O último artigo de Cohen-Mansfield, desta vez co-autor com Barbara Jensen (Silver Spring), para o American Journal of Alzheimer's Disease and Other Dementias, seguiu os artigos anteriores em teoria, mas deu um salto na prática. Em "Atendimento em grupos recreativos para pessoas com demência: O impacto do estímulo e dos fatores ambientais" ["Attendance in recreational groups for persons with dementia: The impact of stimulus and environmental factors"] (2018) procuraram materializar e testar aquela intervenção divertida que não via a luz do dia com Buettner. Além disso, os investigadores sublinharam que o tédio não só aumentou o comportamento agitado, mas também o sentimento de solidão e causou uma diminuição do afeto. O objetivo era criar um repertório de atividades capazes de captar a atenção dos idosos para ver se, efetivamente, estes reduziam o tédio e com ele os seus problemas associados. E assim foi. E assim apelaram aos lares de pacientes com demência para implementarem mais programas de atividades recreativas em grupo, de acordo com as preferências dos utentes.

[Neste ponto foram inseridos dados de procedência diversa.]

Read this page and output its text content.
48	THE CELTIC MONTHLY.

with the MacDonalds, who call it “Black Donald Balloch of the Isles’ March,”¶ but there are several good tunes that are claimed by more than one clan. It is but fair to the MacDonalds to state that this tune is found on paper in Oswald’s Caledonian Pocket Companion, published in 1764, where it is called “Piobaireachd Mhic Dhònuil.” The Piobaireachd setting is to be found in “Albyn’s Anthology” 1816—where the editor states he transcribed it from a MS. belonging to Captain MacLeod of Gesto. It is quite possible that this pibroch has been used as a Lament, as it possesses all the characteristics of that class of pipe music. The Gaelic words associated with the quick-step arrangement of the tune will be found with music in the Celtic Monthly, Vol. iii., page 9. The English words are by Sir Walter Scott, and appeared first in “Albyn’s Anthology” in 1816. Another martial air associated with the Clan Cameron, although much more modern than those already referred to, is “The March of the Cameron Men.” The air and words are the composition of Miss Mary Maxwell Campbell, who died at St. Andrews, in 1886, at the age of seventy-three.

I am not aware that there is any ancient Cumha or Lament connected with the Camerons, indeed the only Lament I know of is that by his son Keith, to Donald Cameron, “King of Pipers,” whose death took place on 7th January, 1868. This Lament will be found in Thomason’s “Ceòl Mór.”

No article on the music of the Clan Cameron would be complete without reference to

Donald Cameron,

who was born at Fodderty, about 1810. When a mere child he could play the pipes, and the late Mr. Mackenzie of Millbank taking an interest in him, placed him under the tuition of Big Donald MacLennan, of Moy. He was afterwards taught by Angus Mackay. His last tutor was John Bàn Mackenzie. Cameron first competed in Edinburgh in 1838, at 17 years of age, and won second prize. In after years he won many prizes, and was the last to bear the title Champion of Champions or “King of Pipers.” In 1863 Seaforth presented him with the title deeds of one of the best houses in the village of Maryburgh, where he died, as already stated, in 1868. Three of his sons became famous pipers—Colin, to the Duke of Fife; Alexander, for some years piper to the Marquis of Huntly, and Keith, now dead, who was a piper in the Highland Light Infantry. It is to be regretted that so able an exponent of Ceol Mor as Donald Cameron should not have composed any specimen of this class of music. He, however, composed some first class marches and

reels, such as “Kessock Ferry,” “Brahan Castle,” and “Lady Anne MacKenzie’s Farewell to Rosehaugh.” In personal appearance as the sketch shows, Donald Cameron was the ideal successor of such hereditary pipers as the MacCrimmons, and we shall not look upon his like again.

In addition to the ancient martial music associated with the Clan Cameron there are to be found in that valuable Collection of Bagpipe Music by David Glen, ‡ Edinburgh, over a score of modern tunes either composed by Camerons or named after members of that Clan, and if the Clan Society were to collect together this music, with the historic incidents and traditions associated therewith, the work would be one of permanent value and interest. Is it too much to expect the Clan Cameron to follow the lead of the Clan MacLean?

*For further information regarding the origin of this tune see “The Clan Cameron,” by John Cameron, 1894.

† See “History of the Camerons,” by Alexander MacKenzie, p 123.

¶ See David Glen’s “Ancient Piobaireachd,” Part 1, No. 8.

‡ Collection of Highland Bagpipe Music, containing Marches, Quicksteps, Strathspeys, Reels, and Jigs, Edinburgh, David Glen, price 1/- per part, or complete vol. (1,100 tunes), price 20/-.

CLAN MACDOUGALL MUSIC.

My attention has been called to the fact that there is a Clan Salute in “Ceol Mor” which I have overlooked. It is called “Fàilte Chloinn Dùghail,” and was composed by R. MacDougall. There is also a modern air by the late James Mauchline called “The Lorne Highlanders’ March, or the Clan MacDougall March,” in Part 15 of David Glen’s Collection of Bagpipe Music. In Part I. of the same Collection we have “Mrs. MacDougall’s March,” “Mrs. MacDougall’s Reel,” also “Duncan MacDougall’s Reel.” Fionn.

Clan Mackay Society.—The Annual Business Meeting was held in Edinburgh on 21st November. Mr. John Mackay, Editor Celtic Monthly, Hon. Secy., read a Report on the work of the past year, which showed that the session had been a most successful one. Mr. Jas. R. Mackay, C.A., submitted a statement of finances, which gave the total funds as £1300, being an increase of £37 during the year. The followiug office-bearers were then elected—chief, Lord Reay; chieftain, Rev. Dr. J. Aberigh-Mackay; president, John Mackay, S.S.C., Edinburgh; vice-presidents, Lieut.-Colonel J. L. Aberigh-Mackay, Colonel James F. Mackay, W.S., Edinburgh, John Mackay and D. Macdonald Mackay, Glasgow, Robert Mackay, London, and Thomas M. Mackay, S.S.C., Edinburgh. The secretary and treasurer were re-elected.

E até aqui posso chegar. De um modo geral, podem ser retiradas as seguintes conclusões dos artigos analisados:
- O papel do tédio em pacientes mais velhos com demência dificilmente tem captado a atenção dos investigadores até agora.
- Apenas 5 artigos sobre o assunto podem ser rastreados. A maioria delas foi levada a cabo pela equipa de investigação liderada pelo Dr. Cohen-Mansfield na última década. Todos eles se concentram em pacientes que vivem em instituições, principalmente colhendo como amostra casos da população norte-americana e israelita.
- Os poucos estudos disponíveis concordam que o tédio é um problema grave que afeta os idosos com demência que vivem em instituições porque aumenta os episódios de agitação e violência, os casos de delírio e alucinações, e os sentimentos de solidão.
- Sem dúvida, deveriam ser realizados mais estudos empíricos neste sentido noutras partes do mundo para determinar a relação entre tédio e demência, para desenvolver planos de prevenção e para testar a sua eficácia.
Um ponto importante que até agora não sublinhei é que os pacientes com demência requerem cerca de 70 horas de cuidados por semana, o que se traduz numa enorme sobrecarga para as famílias ou para o pessoal nos lares. Como salientei há alguns meses atrás, no post de Os cuidadores de idosos também se aborrecem, o esgotamento está intimamente relacionado com o tédio, por isso devemos também prestar atenção a como é para aqueles de quem dependem os idosos com demência, qualquer que seja o ambiente de cuidados.
Em Espanha, infelizmente, ainda temos um longo caminho a percorrer em termos de demência. Sei que pedir atenção a esta questão do tédio nas pessoas idosas com demência, quando é frequentemente ignorada em circunstâncias normais, pode já ser demasiado para nós. Só espero que, pouco a pouco, o tédio ganhe gradualmente a importância que merece, tendo em conta que, embora possa parecer ainda motivo de riso para muitos, estar constantemente aborrecido não é brincadeira, especialmente para as pessoas idosas dependentes. A The Eden Alternative está atualmente a desenvolver cursos de formação na sua filosofia de cuidados mútuos centrada nas necessidades especiais dos idosos com demência, a fim de erradicar a solidão, o aborrecimento e os sentimentos de inutilidade. A sua abordagem não está especificamente focada na abordagem do tédio, mas reconhecidamente é um passo na direção certa!